Jer Thorp piece in the Flashbelt Data Art show
(photo: Small section of Jer Thorp’s piece in the data art show at Flashbelt.)

I went to Flashbelt last week with some big expectations. I’d heard so many good things about it, and pretty much everyone I talked to told me it was the best Flash conference out there. So, like I said, high expectations. The good news is, it definitely lived up to them.

I had an absolutely amazing time at Flashbelt. I caught up with some friends, met some amazing new people, and caught some amazing sessions in the three days I was there. Definitely worth the trip.

There’s been some controversy over one particular session fueled by a crazy twitter telephone game. That was just one session. There were nearly three whole days of other sessions at the conference, too and I’d rather talk about those instead.

One thing I noticed was that there was a lot of talk about open frameworks. It came up in at least three presentations that I caught. Why? Well, for one thing, it’s fairly new and it’s pretty darn powerful. But, I think the point everyone talking about open frameworks was trying to get across was to encourage us all to make something. And the easiest way to make something is if you can make it fast. It really doesn’t matter what you use as long as it allows you to get your ideas into something more tangible.

Session Highlights

I tried to put together a short list of highlights from the sessions I attended, but it ended up not being short at all but I’m posting it anyways. Just know that you were warned.

Work/Play, Seb Lee-Delisle

Seb put together a great session to start of the conference with. (Well, the first session I attended after the morning keynote…) He talked a little bit about particles, as well as some particles in real life called pyro(technics) for the people.

He also showed a few recent projects, both for work and for play. Including the Big & Small site. There was lots of audience participation, too. The whole room got to play a game controlled by moving glow sticks.

Streaming Stories – Tali Krakowsky

I wasn’t sure what to expect walking into this session because I didn’t know much about Tali or her work, but it was one of my favourites.

Her main question was why is it that we expect so much from our devices but not from our environment? She showed projects — both art and commercial — which featured non-typical interfaces, and in some the environment was the interface. I especially liked the fact that she showed projects beyond the physical computing types you might expect to be shown.

She also used examples of water designs done by Wet where she works to show how narrative can be built without words. Overall, a really great session.

Flash – beyond accessibility – Niqui

Flash gets a pretty bad rap when it comes to accessibility, that’s for sure. Niqui showed some practical examples and shared lots of code she uses to create accessible Flash sites. She even demoed an accessible Papervision-based site. (Big & Small again) How’s that for two things you wouldn’t have thought you’d hear mentioned together?

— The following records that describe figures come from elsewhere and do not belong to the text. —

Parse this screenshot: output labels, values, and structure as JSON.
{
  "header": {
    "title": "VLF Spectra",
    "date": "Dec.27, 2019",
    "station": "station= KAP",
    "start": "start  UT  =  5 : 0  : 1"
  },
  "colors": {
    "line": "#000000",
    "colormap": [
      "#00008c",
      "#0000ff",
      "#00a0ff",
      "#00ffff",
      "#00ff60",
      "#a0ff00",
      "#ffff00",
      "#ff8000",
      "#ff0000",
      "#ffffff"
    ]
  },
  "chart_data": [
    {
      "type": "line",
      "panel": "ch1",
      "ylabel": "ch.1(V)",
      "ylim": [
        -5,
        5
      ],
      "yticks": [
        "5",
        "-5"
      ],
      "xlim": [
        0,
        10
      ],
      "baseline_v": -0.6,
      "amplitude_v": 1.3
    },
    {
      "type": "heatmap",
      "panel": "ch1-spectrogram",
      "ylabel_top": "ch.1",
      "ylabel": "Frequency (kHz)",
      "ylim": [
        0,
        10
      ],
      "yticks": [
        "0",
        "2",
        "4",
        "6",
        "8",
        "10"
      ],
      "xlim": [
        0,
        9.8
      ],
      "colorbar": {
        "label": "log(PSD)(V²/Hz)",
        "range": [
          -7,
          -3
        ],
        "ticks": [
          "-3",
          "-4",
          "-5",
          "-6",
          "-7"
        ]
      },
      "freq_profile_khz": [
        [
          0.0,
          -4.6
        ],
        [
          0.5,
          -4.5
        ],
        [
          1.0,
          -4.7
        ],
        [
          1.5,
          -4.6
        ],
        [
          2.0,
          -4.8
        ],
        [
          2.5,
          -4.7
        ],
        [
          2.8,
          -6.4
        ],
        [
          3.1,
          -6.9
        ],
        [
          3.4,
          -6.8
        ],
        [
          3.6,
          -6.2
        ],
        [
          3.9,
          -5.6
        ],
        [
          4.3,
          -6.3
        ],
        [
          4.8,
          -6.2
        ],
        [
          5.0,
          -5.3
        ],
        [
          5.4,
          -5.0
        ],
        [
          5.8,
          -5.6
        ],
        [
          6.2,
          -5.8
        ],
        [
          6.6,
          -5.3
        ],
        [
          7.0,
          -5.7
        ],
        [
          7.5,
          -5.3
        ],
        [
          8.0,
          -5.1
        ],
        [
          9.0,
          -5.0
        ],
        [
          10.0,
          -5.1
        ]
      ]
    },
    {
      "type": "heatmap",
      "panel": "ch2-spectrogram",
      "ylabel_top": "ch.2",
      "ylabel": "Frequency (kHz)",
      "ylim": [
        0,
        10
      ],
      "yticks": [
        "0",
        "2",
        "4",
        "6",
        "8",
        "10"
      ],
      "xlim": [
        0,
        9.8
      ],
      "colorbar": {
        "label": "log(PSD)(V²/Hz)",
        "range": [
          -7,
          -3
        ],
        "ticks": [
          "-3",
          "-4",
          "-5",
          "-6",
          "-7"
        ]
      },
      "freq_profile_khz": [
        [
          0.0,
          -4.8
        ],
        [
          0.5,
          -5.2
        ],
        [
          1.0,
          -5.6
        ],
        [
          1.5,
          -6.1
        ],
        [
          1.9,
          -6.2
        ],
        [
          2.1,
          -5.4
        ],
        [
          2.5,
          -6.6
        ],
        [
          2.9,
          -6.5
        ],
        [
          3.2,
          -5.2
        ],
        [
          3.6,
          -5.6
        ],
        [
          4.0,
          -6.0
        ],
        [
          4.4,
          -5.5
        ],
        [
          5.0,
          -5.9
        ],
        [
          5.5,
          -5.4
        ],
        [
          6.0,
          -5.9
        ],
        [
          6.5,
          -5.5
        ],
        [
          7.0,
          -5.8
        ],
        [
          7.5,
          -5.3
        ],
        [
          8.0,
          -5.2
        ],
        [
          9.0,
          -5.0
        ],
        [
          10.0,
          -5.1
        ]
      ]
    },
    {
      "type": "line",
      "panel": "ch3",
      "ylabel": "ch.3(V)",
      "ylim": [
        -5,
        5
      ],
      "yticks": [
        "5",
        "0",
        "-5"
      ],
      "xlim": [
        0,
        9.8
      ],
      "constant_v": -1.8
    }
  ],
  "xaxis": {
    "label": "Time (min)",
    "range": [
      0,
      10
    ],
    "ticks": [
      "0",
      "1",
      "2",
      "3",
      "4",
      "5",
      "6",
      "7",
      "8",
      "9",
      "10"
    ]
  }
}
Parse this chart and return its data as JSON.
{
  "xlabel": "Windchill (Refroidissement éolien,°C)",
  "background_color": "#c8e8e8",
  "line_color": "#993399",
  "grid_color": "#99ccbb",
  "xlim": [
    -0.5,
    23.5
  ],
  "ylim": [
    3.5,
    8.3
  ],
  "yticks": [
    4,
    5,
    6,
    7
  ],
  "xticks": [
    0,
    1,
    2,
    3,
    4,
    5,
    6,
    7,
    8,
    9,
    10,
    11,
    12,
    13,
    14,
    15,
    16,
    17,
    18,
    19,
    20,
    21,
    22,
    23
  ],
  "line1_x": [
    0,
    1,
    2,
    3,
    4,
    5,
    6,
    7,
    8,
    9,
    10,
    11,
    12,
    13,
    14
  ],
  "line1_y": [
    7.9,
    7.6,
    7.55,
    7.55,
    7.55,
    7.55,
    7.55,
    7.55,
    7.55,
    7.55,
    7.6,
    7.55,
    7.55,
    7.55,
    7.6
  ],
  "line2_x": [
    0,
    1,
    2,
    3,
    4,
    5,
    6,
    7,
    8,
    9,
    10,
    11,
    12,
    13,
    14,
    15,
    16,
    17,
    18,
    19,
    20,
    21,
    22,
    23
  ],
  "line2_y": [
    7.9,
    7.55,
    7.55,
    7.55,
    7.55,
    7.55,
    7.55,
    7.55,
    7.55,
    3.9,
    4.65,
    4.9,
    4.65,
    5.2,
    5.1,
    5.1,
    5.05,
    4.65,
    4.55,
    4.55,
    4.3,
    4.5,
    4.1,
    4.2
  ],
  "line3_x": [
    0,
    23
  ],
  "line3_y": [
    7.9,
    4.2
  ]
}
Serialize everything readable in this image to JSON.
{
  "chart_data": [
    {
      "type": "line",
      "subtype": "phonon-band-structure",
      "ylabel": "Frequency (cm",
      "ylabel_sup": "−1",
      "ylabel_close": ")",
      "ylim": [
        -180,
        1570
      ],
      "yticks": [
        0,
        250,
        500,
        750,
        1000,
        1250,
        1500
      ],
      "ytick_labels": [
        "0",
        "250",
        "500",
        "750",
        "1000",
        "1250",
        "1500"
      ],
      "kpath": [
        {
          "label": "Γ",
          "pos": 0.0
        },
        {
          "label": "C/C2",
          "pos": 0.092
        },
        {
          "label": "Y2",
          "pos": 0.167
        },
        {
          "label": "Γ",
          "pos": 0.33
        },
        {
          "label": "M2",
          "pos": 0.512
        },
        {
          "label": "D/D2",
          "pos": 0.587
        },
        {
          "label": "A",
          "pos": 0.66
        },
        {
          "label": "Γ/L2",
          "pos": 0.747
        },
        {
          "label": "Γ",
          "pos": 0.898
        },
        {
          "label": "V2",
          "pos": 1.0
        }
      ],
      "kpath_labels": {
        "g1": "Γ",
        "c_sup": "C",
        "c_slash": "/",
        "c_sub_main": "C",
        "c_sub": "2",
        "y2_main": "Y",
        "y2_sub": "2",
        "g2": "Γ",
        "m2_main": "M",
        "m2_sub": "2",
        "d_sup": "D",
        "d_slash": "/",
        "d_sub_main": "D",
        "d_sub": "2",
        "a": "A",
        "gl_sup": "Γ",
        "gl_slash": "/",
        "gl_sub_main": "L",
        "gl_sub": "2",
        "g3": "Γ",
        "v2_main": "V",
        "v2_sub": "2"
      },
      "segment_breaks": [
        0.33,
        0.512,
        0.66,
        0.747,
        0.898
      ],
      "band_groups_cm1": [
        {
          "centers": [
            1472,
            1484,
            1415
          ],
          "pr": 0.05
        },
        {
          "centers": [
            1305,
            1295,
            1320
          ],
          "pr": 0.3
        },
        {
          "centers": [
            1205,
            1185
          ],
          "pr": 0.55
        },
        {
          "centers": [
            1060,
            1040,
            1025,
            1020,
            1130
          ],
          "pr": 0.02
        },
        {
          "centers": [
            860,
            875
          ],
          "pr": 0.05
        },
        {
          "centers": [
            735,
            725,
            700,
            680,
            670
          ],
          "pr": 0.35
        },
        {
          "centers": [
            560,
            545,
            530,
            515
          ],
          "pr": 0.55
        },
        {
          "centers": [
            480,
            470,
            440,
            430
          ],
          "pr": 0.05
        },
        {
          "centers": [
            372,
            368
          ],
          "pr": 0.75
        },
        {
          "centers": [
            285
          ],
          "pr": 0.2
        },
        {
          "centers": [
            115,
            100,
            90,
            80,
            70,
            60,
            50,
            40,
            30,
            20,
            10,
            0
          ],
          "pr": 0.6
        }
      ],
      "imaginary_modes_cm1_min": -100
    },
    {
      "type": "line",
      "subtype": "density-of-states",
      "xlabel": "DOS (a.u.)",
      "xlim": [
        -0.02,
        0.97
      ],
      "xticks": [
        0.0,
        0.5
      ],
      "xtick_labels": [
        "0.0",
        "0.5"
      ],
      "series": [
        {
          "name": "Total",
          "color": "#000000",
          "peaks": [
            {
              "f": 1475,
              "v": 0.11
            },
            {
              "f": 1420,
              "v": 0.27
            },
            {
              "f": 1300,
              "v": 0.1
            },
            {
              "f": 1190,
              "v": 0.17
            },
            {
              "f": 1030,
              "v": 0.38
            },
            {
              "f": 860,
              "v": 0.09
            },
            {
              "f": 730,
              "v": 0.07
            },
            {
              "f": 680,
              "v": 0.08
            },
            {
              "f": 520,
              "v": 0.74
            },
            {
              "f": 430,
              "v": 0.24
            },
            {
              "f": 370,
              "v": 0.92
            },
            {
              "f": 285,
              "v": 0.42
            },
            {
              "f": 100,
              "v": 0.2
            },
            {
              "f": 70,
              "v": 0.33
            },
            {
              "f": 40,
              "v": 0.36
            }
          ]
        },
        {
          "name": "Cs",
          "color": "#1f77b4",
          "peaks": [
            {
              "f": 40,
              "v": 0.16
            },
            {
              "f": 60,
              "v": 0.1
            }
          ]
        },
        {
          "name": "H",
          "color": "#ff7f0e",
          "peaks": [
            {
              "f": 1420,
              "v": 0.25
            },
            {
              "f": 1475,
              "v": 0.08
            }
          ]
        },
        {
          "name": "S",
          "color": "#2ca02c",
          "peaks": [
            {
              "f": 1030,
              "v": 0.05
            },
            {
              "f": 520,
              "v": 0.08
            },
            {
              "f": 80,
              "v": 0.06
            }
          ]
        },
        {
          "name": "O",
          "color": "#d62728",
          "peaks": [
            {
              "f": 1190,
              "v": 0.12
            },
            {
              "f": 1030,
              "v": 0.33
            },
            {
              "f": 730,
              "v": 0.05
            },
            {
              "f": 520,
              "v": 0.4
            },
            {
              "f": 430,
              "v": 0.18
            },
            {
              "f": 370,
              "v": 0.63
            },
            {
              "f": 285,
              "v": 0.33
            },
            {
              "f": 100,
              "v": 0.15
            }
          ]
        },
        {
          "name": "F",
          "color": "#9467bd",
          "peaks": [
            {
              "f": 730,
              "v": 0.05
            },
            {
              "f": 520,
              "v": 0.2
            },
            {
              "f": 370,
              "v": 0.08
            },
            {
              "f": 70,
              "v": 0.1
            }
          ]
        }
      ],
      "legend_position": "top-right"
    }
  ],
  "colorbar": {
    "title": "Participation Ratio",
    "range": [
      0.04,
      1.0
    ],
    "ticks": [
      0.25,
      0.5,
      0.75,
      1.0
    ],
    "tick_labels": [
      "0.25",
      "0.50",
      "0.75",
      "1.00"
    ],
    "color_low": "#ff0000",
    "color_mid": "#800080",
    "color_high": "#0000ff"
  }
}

One particularly interesting point from this session is that both Flash and Flex based projects can check if assistive technology is running on the computer that is viewing the files. Interesting, indeed.

Epiphany – joel Gethin Lewis

Joel is a speaker you should definitely see if you ever get a chance. He talked about what his motivation for doing his work is as well as his philosophy of giving source code away. I was especially impressed with how well his presentation flowed. Great content and great delivery. Check out his site for more about his work.

Design + Technology – Todd Vanderlin

Todd has a job that I bet 90% of the flashbelt attendees were jealous of. His job is to build cool stuff… at an ad agency. If you’re wondering, he’s also the guy who did the AR record scratching that you’ve probably seen a video of.

He showed a few projects that he’s built that are being used by the agency. Most just for show in the lobby, and some done for actual client work like this interactive aquarium .

It’s always interesting to see what kind of non-typical screen projects make it out in to the real world as client work. I like that I’ve been seeing more and more examples of this, too.

Hacking the Newsroom – Jer Thorp

Jer is another one you need to see if you get the chance. He does data visualization in a different way than you’d normally expect to see data and he has a great sense of humor about it, too. He showed some of his recent work done with processing and NYTimes API as well as some of the process behind them.

He posted a detailed follow up along with some images of a couple of the projects he talked about on his blog.